The difference is what happens out of the box. Obsidian is a general-purpose toolbox you assemble: to get the AI reading loop working you wire up plugins, conventions, an agent config, and hope the pieces stay compatible. note.md ships the loop as the product: agents write documents, you read them in a view built for judgment, your highlights land in a sidecar .note.md that never pollutes the source, and every agent that visits your vault reads your margins first. No assembly.

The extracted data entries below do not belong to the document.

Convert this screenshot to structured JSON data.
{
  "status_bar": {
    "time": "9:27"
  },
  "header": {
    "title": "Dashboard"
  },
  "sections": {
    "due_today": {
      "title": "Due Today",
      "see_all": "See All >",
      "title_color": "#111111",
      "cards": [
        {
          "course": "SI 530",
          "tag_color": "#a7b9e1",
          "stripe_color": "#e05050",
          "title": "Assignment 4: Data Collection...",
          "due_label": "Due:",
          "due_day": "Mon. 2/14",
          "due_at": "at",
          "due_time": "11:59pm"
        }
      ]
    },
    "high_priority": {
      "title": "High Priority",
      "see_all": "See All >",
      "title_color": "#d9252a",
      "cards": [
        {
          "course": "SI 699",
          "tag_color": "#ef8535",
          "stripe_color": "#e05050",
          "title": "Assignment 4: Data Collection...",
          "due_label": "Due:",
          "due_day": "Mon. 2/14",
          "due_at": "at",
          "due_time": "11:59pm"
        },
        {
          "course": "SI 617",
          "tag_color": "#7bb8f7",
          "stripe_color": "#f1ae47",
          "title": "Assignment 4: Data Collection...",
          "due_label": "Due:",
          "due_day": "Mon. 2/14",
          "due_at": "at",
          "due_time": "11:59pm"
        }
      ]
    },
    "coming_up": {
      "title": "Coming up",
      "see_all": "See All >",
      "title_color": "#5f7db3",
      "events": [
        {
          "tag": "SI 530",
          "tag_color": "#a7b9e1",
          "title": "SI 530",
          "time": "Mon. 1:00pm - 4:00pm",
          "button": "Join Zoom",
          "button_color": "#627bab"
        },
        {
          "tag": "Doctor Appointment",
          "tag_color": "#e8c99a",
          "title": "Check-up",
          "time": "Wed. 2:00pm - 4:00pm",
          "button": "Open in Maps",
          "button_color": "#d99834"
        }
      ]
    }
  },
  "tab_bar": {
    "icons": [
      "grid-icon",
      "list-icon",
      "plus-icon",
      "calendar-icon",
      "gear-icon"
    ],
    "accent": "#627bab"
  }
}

The sidecar is the real fork in the road. Obsidian's annotations live inside the document — fine for notes you wrote, awkward for documents an agent generated and might regenerate. note.md separates the regenerable (the AI's text) from the irreplaceable (your judgment), file by file.
Use both
This isn't a divorce. A note.md vault is a folder of markdown: open it in Obsidian for graph view and mobile capture, open it in note.md for the reading-annotation loop and agent workflows. Two clients, one source of truth. That's the whole point of files.
Choose one (or don't)
- Choose Obsidian if you want maximum plugins, mobile apps, and graph view — and enjoy assembling your own AI workflow.
- Choose note.md if your day is increasingly reading what agents wrote, and you want annotations-as-data and agent conventions without any assembly.
- Use both on the same vault. Files don't make you choose.
FAQ
Can I open my note.md vault in Obsidian?
Yes. A note.md vault is plain markdown with filename-resolvable [[wikilinks]], deliberately kept Obsidian-compatible. Sidecar .note.md files appear as ordinary notes there.
Do I have to leave Obsidian to use note.md?
No. Point both apps at the same folder. Many users keep Obsidian for mobile capture and graph view, and use note.md for reading AI documents and annotating.
What is a sidecar annotation?
When you highlight or comment on xxx.md in note.md, your marks are saved to a companion file xxx.note.md. The original document stays clean and regenerable; your judgment becomes separate, searchable data.